In this blog post, Satish discusses how to implement semantic caching on Azure Managed Redis for AI applications, combining vector search and caching strategies for enhanced performance.

Accelerate AI Applications with Semantic Caching on Azure Managed Redis

Author: Satish

Introduction

Azure has provided caching solutions for more than a decade, notably with its Azure Cache for Redis enterprise offering. This high-performance, scalable cache has enabled developers to significantly improve application responsiveness. With the public preview of Azure Managed Redis (AMR), Azure leverages the Redis enterprise stack to deliver advanced features:

  • Active Geo-Replication
  • Vector Storage & Search
  • Semantic Caching
  • Automatic Zone Redundancy
  • Entra ID authentication support (on all SKUs and Tiers)

Why Semantic Caching?

Redis use cases have expanded from traditional scenarios (data caching, API response caching, session storage) to modern AI application requirements, including vector storage/search and semantic caching. Large Language Model (LLM) operations often incur high latency (due to model generation time) and high cost (due to per-token pricing). Semantic caching mitigates these issues by storing the LLM output with both its original text and vector representation of the query. When similar queries are received, the cache is checked using vector similarity, which can avoid redundant LLM API calls.

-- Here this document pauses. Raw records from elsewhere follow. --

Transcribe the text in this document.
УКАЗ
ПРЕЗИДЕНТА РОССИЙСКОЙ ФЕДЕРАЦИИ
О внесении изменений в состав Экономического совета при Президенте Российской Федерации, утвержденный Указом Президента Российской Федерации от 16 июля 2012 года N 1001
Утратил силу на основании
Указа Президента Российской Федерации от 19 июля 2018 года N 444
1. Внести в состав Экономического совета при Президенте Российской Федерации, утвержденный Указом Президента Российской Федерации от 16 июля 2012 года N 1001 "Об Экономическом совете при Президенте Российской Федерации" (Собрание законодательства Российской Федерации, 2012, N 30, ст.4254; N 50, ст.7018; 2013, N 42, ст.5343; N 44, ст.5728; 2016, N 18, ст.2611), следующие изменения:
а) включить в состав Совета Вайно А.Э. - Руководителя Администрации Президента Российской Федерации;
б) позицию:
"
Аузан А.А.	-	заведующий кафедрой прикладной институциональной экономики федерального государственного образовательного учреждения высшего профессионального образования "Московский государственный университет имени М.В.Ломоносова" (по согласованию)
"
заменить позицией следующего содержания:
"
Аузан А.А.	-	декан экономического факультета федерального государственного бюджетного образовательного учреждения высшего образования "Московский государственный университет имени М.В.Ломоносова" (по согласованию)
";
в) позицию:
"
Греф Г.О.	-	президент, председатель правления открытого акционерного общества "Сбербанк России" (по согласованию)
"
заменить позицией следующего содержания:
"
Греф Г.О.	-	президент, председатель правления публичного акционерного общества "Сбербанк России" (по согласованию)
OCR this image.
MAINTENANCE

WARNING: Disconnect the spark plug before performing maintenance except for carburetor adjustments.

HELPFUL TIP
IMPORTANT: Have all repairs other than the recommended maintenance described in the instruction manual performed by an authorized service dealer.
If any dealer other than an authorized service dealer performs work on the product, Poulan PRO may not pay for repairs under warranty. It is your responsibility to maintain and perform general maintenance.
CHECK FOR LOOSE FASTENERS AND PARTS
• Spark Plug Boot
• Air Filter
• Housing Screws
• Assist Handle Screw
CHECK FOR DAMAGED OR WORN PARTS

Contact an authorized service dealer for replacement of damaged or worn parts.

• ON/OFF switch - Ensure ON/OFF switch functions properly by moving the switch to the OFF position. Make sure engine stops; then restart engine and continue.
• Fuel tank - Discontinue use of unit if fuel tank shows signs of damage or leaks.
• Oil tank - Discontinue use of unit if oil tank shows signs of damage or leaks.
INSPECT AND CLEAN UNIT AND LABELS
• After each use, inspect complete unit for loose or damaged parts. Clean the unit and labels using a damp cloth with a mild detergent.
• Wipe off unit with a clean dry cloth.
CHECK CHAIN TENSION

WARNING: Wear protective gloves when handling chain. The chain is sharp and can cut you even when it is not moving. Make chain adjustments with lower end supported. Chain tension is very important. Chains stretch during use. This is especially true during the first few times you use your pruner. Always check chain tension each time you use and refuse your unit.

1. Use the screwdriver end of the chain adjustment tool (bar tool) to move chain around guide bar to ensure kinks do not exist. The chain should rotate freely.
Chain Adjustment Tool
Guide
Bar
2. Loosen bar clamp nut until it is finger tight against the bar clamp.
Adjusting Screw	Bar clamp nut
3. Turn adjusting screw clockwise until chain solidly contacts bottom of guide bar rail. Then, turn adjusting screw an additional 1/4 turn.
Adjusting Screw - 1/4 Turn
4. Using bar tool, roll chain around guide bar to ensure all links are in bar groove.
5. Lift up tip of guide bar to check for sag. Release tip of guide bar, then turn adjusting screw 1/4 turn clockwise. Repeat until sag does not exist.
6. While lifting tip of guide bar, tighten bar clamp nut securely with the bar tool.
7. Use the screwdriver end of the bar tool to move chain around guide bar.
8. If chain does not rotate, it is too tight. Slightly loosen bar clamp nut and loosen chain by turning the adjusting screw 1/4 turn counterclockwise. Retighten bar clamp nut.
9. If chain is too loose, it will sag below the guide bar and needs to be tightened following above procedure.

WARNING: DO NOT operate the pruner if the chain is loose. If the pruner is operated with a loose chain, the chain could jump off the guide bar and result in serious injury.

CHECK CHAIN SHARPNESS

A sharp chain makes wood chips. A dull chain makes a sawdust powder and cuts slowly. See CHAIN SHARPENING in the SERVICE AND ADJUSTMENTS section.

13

This pattern is especially useful for:

  • Faster FAQ retrieval in chatbots via vector search before triggering LLM completion
  • Reusing previous user interactions and context for more relevant, faster responses

Architecture Overview

redis semantic caching image

  • The AI app checks Azure Managed Redis’ semantic cache prior to invoking the LLM’s chat completion API.
  • Cache lookup uses vector search, based on the embedding of the incoming user query.
  • The embedding is retrieved by using the LLM’s embedding API.
  • Semantic caching logic can also be incorporated in Azure API Management (APIM) with built-in semantic caching policies.

Python App Example with Semantic Cache

Here’s how a Python application implements the semantic caching pattern:

1. Setup:

  • Import libraries
  • Configure credentials for Azure OpenAI and Azure Redis

REDIS blog image 1 image

2. Create a Semantic Cache Index:

  • Set Azure OpenAI Embedding API as the embedding provider
  • Configure the semantic cache distance threshold (range: 0 to 1)

REDIS blog image 2 image

3. Application Logic:

  • Prompt user for input
  • Look up the cache for semantically similar prompts
  • If a match is found, return response from cache
  • Else, call Azure OpenAI for chat completion, and store the output in cache

REDIS blog image 3 image

Test Run 1: Query is submitted, no semantic match—call to Azure OpenAI is made, response returned in ~3 seconds.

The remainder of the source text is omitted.